Характерно, что бесценными Гроссман называет не кольца и серьги, которые будут выдирать потом из ушей, а именно эти предметы простой, неповторимой домашней жизни. Именно о них он пишет с такой любовью, теплотой, так, будто за каждым встает живой, конкретный человек.
Все это ограбленное, уничтоженное и сожженное сумел разглядеть Гроссман на Треблинской земле. И так написать об этом!
Потом он расскажет, как людей раздевают, как сбривают с голов волосы (в Германии ими будут набивать подушки) , а потом женщин и мужчин мгновенно отделяют друг от друга. И начинается самое страшное, потому что "великое чувство материнской, супружеской, сыновней любви подсказывает людям, что они в последний раз видят друг друга". "Эсэсовские психиатры смерти" знают, что эти чувства надо пресечь. "Конвейерная плаха" продолжает свою работу. Голыми эти многотысячные толпы гонят вперед.

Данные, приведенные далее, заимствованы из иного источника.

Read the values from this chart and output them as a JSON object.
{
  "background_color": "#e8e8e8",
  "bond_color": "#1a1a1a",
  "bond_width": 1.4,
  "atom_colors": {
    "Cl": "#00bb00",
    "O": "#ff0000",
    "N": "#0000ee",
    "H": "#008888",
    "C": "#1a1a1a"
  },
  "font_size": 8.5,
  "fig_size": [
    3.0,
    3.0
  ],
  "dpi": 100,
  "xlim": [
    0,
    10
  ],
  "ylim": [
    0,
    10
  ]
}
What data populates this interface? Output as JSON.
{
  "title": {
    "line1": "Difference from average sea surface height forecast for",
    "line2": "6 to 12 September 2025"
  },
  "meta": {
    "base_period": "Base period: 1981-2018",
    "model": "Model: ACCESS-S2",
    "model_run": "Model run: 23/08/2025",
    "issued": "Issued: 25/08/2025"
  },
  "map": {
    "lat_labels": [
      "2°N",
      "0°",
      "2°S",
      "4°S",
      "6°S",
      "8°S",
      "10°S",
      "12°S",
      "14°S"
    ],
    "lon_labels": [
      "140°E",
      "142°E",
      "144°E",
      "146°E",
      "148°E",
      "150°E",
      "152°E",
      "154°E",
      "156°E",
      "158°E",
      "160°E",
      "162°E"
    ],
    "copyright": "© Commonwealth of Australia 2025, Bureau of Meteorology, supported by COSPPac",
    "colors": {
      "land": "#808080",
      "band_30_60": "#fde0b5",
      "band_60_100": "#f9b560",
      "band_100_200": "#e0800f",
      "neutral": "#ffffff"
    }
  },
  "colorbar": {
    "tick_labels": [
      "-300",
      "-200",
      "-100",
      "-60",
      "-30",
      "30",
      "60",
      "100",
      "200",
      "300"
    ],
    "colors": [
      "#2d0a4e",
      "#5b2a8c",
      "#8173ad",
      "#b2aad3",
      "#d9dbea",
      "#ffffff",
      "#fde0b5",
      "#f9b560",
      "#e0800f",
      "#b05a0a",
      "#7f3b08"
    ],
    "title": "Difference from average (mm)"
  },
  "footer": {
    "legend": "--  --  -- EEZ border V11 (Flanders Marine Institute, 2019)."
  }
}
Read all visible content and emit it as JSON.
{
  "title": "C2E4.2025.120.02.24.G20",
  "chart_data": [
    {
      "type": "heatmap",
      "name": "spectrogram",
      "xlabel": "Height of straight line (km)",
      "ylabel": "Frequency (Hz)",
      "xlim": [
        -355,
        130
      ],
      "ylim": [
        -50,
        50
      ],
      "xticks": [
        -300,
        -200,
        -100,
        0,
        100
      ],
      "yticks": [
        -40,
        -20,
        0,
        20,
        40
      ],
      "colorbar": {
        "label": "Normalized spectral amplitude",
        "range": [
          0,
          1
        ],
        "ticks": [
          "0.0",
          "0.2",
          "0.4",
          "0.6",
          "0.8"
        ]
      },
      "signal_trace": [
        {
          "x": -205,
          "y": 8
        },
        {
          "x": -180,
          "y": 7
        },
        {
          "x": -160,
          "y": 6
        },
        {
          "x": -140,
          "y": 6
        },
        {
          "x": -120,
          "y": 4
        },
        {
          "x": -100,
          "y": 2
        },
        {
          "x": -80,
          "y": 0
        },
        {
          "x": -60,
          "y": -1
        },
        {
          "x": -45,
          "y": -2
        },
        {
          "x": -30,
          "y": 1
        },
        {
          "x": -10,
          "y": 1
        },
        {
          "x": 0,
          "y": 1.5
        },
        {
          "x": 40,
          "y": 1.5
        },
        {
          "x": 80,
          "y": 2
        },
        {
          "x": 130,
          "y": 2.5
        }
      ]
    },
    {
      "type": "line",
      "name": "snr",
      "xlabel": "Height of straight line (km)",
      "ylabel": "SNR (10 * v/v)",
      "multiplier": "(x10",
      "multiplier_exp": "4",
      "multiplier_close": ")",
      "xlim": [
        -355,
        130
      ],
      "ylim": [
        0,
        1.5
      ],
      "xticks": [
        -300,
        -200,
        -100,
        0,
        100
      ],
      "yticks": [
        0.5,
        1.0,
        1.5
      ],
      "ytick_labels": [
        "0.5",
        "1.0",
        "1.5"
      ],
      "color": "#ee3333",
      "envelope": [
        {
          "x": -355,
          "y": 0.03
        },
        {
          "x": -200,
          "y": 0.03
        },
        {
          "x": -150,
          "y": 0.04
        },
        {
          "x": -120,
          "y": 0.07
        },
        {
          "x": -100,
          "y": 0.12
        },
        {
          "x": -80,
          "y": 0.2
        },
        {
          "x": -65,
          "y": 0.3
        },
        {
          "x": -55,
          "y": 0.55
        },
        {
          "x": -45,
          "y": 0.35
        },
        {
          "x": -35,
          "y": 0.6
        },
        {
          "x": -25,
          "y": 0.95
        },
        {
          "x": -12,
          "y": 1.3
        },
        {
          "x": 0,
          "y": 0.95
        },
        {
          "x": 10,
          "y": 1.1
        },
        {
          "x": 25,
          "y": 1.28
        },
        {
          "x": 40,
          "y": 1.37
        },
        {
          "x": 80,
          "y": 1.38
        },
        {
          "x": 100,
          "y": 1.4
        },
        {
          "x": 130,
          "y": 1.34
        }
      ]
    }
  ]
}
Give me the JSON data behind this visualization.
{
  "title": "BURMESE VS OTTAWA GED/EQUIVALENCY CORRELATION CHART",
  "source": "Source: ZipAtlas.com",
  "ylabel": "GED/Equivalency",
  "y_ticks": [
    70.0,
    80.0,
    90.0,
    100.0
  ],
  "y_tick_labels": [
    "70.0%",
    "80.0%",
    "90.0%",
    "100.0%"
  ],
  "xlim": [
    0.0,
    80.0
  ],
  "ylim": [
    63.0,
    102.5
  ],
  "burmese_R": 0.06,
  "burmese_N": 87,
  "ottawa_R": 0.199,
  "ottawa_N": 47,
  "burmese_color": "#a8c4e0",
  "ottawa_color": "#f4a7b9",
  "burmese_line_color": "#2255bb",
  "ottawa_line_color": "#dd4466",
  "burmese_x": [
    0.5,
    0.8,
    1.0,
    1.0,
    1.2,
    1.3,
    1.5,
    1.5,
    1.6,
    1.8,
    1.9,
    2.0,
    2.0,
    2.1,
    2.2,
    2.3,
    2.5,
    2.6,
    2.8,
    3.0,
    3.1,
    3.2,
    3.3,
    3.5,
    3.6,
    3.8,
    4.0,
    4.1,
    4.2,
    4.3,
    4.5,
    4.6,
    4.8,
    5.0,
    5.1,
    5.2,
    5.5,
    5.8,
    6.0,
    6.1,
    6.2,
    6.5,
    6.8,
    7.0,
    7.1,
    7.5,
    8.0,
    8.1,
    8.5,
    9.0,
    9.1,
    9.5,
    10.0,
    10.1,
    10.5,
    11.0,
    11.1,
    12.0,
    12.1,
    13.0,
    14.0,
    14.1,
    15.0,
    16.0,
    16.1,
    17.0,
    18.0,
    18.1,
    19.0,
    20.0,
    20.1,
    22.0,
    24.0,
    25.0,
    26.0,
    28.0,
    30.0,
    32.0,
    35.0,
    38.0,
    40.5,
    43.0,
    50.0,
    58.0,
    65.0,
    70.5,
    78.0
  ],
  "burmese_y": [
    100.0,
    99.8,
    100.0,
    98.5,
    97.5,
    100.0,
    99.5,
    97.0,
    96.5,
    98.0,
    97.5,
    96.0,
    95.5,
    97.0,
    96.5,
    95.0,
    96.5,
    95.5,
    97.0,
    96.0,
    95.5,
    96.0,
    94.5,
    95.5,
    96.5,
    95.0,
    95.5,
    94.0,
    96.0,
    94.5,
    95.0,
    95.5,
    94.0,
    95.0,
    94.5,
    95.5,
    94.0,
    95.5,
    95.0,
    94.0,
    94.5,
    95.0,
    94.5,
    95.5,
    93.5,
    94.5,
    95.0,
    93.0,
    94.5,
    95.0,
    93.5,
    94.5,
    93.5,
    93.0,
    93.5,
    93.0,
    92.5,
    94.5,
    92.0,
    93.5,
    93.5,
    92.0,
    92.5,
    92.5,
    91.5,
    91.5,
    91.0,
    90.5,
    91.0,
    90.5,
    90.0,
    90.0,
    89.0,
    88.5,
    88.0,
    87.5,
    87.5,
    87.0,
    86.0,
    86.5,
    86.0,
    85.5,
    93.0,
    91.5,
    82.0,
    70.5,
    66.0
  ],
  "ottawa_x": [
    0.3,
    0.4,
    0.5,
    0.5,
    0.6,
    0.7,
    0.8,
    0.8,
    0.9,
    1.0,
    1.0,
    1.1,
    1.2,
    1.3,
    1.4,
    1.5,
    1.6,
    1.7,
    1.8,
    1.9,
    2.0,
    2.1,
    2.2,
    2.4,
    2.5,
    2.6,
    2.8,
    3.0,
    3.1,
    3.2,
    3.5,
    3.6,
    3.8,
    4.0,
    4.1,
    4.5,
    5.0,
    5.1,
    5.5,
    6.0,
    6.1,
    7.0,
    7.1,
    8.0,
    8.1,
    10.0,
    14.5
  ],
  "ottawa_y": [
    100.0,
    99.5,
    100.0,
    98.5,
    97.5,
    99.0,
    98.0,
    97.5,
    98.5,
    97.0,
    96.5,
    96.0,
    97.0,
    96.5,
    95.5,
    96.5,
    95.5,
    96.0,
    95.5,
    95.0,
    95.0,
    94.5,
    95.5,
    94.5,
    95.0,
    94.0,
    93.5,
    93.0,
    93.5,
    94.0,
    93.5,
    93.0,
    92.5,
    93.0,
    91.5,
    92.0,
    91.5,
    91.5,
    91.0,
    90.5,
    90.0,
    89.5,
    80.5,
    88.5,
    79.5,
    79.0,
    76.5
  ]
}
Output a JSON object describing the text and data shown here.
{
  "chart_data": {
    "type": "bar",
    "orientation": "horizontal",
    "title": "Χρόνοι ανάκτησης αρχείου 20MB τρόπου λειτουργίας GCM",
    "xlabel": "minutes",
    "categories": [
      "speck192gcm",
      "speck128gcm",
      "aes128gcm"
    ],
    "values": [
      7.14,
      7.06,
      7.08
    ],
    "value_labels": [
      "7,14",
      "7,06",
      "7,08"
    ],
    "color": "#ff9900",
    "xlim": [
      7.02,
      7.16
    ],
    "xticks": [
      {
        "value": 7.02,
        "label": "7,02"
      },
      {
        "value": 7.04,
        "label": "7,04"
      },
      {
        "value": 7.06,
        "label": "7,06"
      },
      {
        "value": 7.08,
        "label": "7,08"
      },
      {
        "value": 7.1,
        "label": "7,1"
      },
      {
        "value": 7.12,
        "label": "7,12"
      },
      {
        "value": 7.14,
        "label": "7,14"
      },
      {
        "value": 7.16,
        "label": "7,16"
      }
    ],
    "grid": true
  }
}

И, вглядываясь в лица этих людей, Гроссман пишет, что они прекрасны. Он хочет это сказать перед тем, как от них останется только "этот зыбкий след на песке". Этот гимн жизни на пороге смерти невозможно и сейчас читать спокойно: "Секунды нужны были для того, чтобы уничтожить то, что мир и природа создавали в огромном и мучительном творчестве жизни".